Avrupa'da oyuncakların güvenilirliği nasıl kontrol ediliyor?

Avrupa'da oyuncakların güvenilirliği nasıl kontrol ediliyor?
By Euronews
Haberi paylaşınYorumlar
Haberi paylaşınClose Button

Dünyada her yıl 3 milyarın üzerinde oyuncak üretilip piyasaya sürülüyor. Ancak Avrupa’da güvenlik testlerinden geçemeyenlere, örneğin kimyasal içerik üst sınırı olan % 0,1 oranını aşanlara mağazalarda rastlamak mümkün değil. Oyuncakların güvenli olup olmadığı nasıl kontrol ediliyor? Bu konuda tüketicilerin hakları neler? Right On’un bu bölümünde yetkililerin kontrol sistemini titizlikle yürüttüğü Finlandiya’dan örnekleri ekranlara getiriyoruz.

Finlandiya, tehlikeli oyuncaklar konusundaki bildirilerin en yoğun olduğu Avrupa ülkelerinden biri. Oyuncak ya da diğer ürünlerde tehlike yaratan kusurlar Avrupa Komisyonu’nun Rapex adıyla anılan acil alarm sistemine bildiriliyor. Bu yıl Finlandiya Kimyasal ve Güvenlik Ajansı Tukes,
adlı denetim kurumundan Finlandiyalı yetkililer 5 oyuncağı güvenlik standartlarına uymadığı gerekçesiyle piyasadan çekti. Tukes uzmanlarından Anna Pukander, elindeki bir oyuncak örneğinden yola çıkarak bazı oyuncakların toplatılmasının nedenlerine değiniyor: “Örneğin bu domuzcuğun gözleri yerinden çıkabiliyor ve çok fazla miktarda, %40 oranında ftalat içeriyor. Gözler yerinden çıkarsa boğulmaya yol açabilir. Ayrıca ftalat üreme sistemi için oldukça tehlikeli bir zehir.”

Plastiği yumuşatmakta kullanılan bir kimyasal olan ftalat, tüylü oyuncak ayılarda da yüksek miktarda bulunuyor. Küçük parçalarında zehirli maddeler bulunan tahta arabalar, lazerli ok ve yay gibi bazı oyuncaklar da sıklıkla ihbar edilen ürünler arasında. Pukander, bu ürünleri kontrol etmek için nasıl bir yöntem uyguladıklarını açıklıyor: “Gümrük laboratuvarı ve yetkilileriyle sıkı bir işbirliği içindeyiz. Bu şekilde piyasadaki tehlikeli oyuncakları tespit etmeye yarayan bir sistem kurduk.”

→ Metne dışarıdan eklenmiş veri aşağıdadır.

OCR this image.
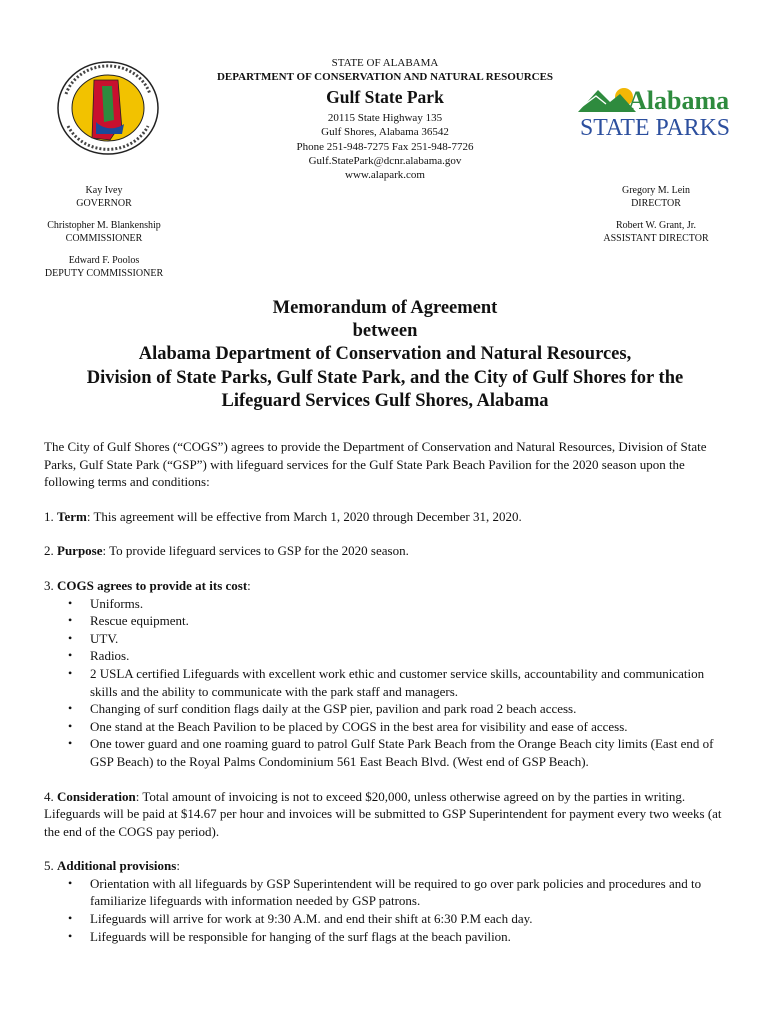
STATE OF ALABAMA
DEPARTMENT OF CONSERVATION AND NATURAL RESOURCES
Gulf State Park
20115 State Highway 135
Gulf Shores, Alabama 36542
Phone 251-948-7275 Fax 251-948-7726
Gulf.StatePark@dcnr.alabama.gov
www.alapark.com
Alabama
STATE PARKS
Kay Ivey
GOVERNOR
Christopher M. Blankenship
COMMISSIONER
Edward F. Poolos
DEPUTY COMMISSIONER
Gregory M. Lein
DIRECTOR
Robert W. Grant, Jr.
ASSISTANT DIRECTOR
Memorandum of Agreement
between
Alabama Department of Conservation and Natural Resources,
Division of State Parks, Gulf State Park, and the City of Gulf Shores for the
Lifeguard Services Gulf Shores, Alabama

The City of Gulf Shores (“COGS”) agrees to provide the Department of Conservation and Natural Resources, Division of State Parks, Gulf State Park (“GSP”) with lifeguard services for the Gulf State Park Beach Pavilion for the 2020 season upon the following terms and conditions:

1. Term: This agreement will be effective from March 1, 2020 through December 31, 2020.

2. Purpose: To provide lifeguard services to GSP for the 2020 season.

3. COGS agrees to provide at its cost:

• Uniforms.
• Rescue equipment.
• UTV.
• Radios.
• 2 USLA certified Lifeguards with excellent work ethic and customer service skills, accountability and communication skills and the ability to communicate with the park staff and managers.
• Changing of surf condition flags daily at the GSP pier, pavilion and park road 2 beach access.
• One stand at the Beach Pavilion to be placed by COGS in the best area for visibility and ease of access.
• One tower guard and one roaming guard to patrol Gulf State Park Beach from the Orange Beach city limits (East end of GSP Beach) to the Royal Palms Condominium 561 East Beach Blvd. (West end of GSP Beach).

4. Consideration: Total amount of invoicing is not to exceed $20,000, unless otherwise agreed on by the parties in writing. Lifeguards will be paid at $14.67 per hour and invoices will be submitted to GSP Superintendent for payment every two weeks (at the end of the COGS pay period).

5. Additional provisions:

• Orientation with all lifeguards by GSP Superintendent will be required to go over park policies and procedures and to familiarize lifeguards with information needed by GSP patrons.
• Lifeguards will arrive for work at 9:30 A.M. and end their shift at 6:30 P.M each day.
• Lifeguards will be responsible for hanging of the surf flags at the beach pavilion.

Tukes, ürünleri piyasadan çekmekle sorumluyken, Gümrük Laboratuvarı ise ürünlerin raflara ulaşmasını engelliyor. Her yıl 600 ila 800 oyuncak örneği teste tabi tutuluyor. Piyasaya sürülmesi uygun görülmeyen ürünler ya üretici firmaya geri gönderiliyor ya da imha ediliyor. Laboratuvar müdürü Janne Nieminen, çalışma metotlarını anlatıyor: “Bütün ihraç mallarını test edemiyoruz. Bu nedenle belirli bir yüzdeyi ayırıyoruz, ancak nerede hata olduğunu biliyoruz. Bu yıl yaklaşık 700 ürünü kontrol ettik ve içlerinden %10’unu reddettik. Temel sebepler kimyasal ya da mekanik uyumsuzluktu.”

Oyuncaklardaki temel sorunlar her zaman kimyasallara ya da parçalara bağlı olmayabiliyor. Yanlış etiketleme de bir oyuncağın piyasaya sürülmemesinin bir diğer nedeni. Müşteriler aldıkları ürünle ilgili doğru bilgilendirilme hakkına sahip. İlk bakılması gereken ise ürünün üzerinde CE logosuyla belirtilen Avrupa güvenlik, sağlık ve çevre standartlarına uyum etiketi. Finlandiya Tüketici Merkezi’nin avukatı olan Fabien Fedy, CE etiketinin güven verici olduğundan ancak kimi zaman yanlış kullanılabildiğinden söz ediyor: “Ürünlerin sahte olma ihtimali var ya da CE etiketinin yanlış kullanılması mümkün. Bu tabii ki kontrolü yapan kurumların sorumluluğunda ancak oyuncakları satan dükkanlar da sorumlu. Bazı istisnalar var, ama CE etiketi oması ürünün Avrupa Birliği kuralları açısından güvenli olduğunun bir göstergesi.”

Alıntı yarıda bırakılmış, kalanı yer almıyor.